The party, for students and guests, was sponsored by the university's West Indian Student Awareness Organization. It began at 9 p.m., several hours after the Huskies beat Louisville in the homecoming football game. Among the attendees was Jasper Howard, a 20-year-old junior who, as a 5-foot-9, 174-pound starting cornerback, had much to celebrate. He had helped lead his team to victory that day and, as coach Randy Edsall would say later, Howard was going to be a father.

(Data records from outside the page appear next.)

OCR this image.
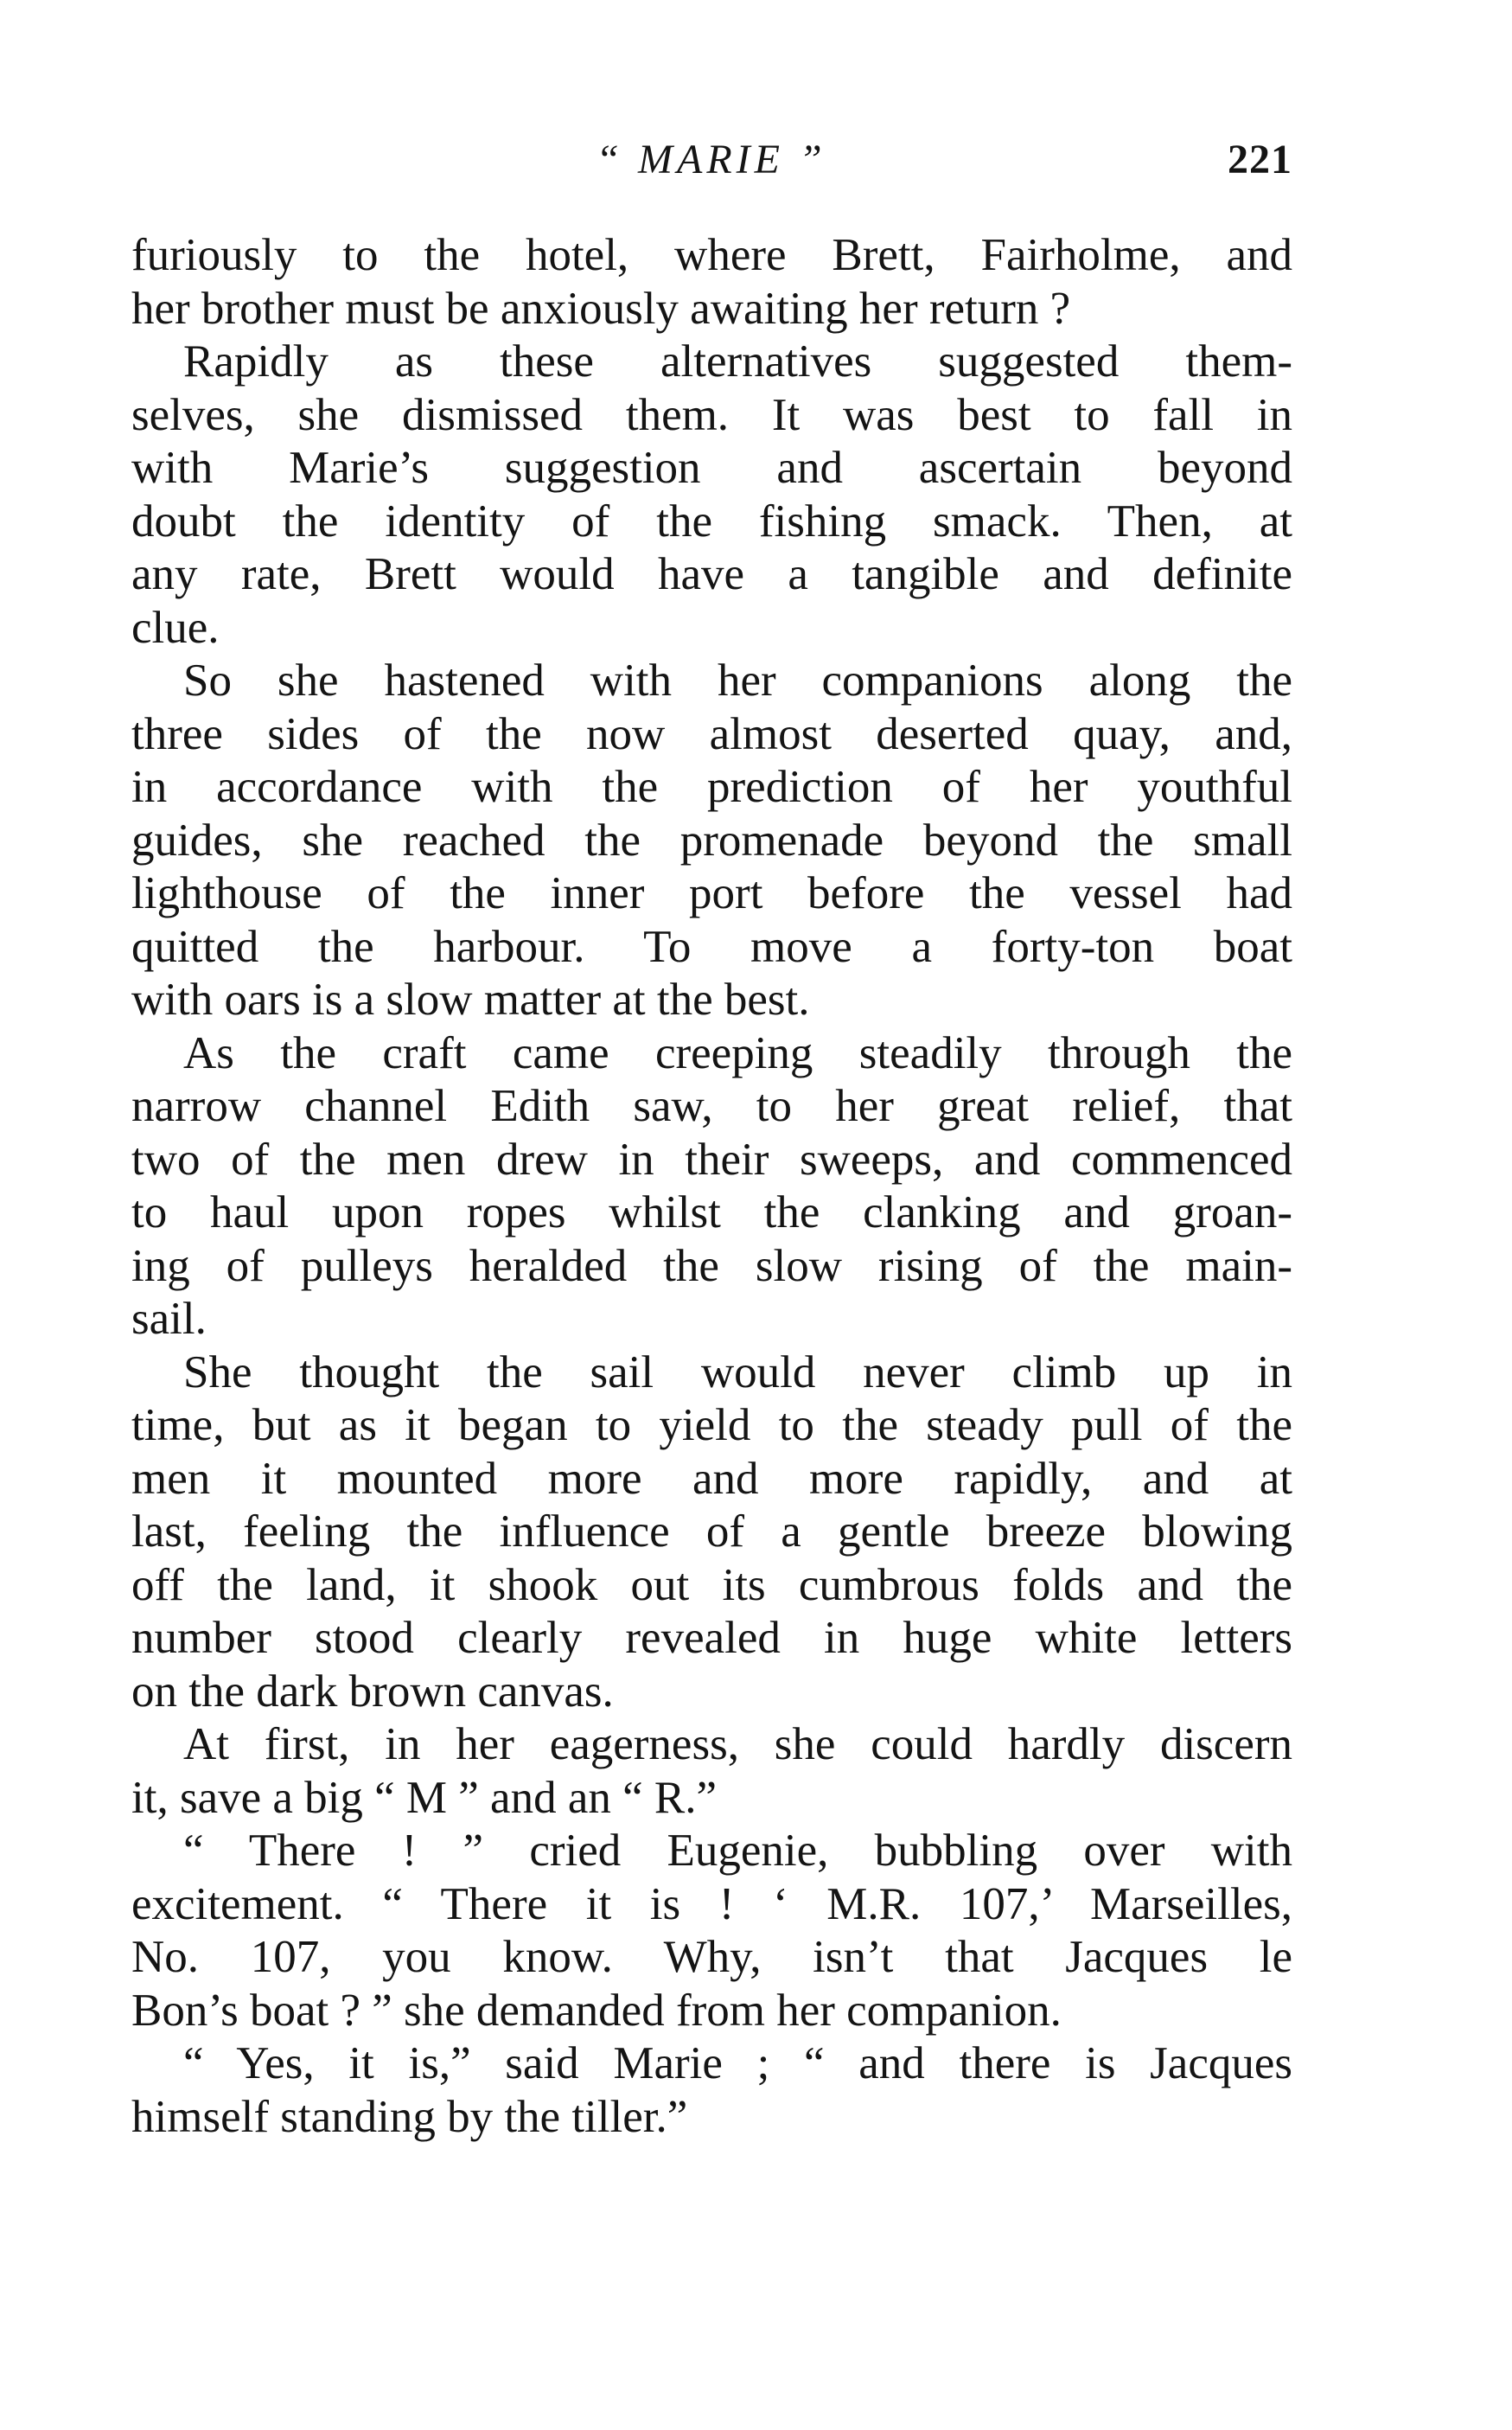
“ MARIE ”	221
furiously to the hotel, where Brett, Fairholme, and
her brother must be anxiously awaiting her return ?
Rapidly as these alternatives suggested them-
selves, she dismissed them. It was best to fall in
with Marie’s suggestion and ascertain beyond
doubt the identity of the fishing smack. Then, at
any rate, Brett would have a tangible and definite
clue.
So she hastened with her companions along the
three sides of the now almost deserted quay, and,
in accordance with the prediction of her youthful
guides, she reached the promenade beyond the small
lighthouse of the inner port before the vessel had
quitted the harbour. To move a forty-ton boat
with oars is a slow matter at the best.
As the craft came creeping steadily through the
narrow channel Edith saw, to her great relief, that
two of the men drew in their sweeps, and commenced
to haul upon ropes whilst the clanking and groan-
ing of pulleys heralded the slow rising of the main-
sail.
She thought the sail would never climb up in
time, but as it began to yield to the steady pull of the
men it mounted more and more rapidly, and at
last, feeling the influence of a gentle breeze blowing
off the land, it shook out its cumbrous folds and the
number stood clearly revealed in huge white letters
on the dark brown canvas.
At first, in her eagerness, she could hardly discern
it, save a big “ M ” and an “ R.”
“ There ! ” cried Eugenie, bubbling over with
excitement. “ There it is ! ‘ M.R. 107,’ Marseilles,
No. 107, you know. Why, isn’t that Jacques le
Bon’s boat ? ” she demanded from her companion.
“ Yes, it is,” said Marie ; “ and there is Jacques
himself standing by the tiller.”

But within 20 minutes, the Student Union went from a place of celebration to a bloody crime scene, leaving police officers to piece together what had happened.

UConn students interviewed Monday said the party was scheduled to end at 1:30 a.m. Instead, it ended abruptly when a fire alarm sounded at 12:26 a.m. As the crowd left the building, there was a commotion and people appeared to be getting mad, said sophomore Ettienne Percy.

He said that fights broke out and, within a few minutes, he saw Howard fall and his friends go down to help him.

"The kid was just stumbling and he kind of fell," Percy said. "There was too many people. No one knew he was hurt until he fell."

Howard was stabbed once in the abdomen and eventually bled to death; he died at St. Francis Hospital and Medical Center in Hartford. Edsall said Monday that one football player held Howard as he lay dying, while another player tried to put pressure on the wound. Amid the commotion, another student, Brian Parker, also was stabbed. He was treated at Windham Hospital and and released.

A freshman who had been at the dance said she was surprised to see only three police officers at the scene of the stabbing. The police prevented anyone from re-entering the Student Union and let the crowd disperse after the incident.

"Everyone was standing around [Howard] while they were working on him," said the freshman, who declined to give her name.

State police said Monday that they weren't notified about the stabbing until after 2 a.m. UConn officials said Monday they had the appropriate number of university police officers and security guards at the party. In light of what happened, UConn officials said the university might review protocol.

The mood on campus Monday in the wake of Howard's death was a mixture of back-to-business, shock and grief. One of those grieving was Shirley Armenteros, a graduate student who had bonded with Howard over their shared Miami hometown. She learned of her friend's death Sunday morning from Facebook.

"I really didn't believe it," Armenteros said, tears streaming down her cheeks as she walked on campus. "I called him, and it went straight to voice mail."

Armenteros and Howard lived in the same dorm and became friends at the beginning of the school year, she said. Both viewed UConn as a way to get out of the rough neighborhoods they grew up in.

They had many of the same friends back home and planned on getting together during school breaks, Armenteros said. They used to talk about the Miami Dolphins and discussed Howard's NFL dreams, she said.

Freshman Alexandra Fidellage, who described herself as a cheerleader for the football and basketball teams, was struck by how much a community could lose in such a short period of time.

"It's just hard to think we were all so close and then he's dead," said Fidellage, who didn't know Howard personally but watched him from the sidelines.

Kathy Ruiz, a sophomore who knows some of Howard's friends, said everyone she talked to was "shaken up."

"No one's said anything about why anyone would do this," Ruiz said.

One of Howard's friends who declined to give her name called Howard "fun-loving" and "kind-hearted."

"Every time you were near him, you had a good time," she said.

Armenteros said Howard had recently taken an interest in a pair of pink-and-black eyeglasses that she owned.

"He always wanted them, and now I think he should have them," she said. "I'm going to give them to his mom."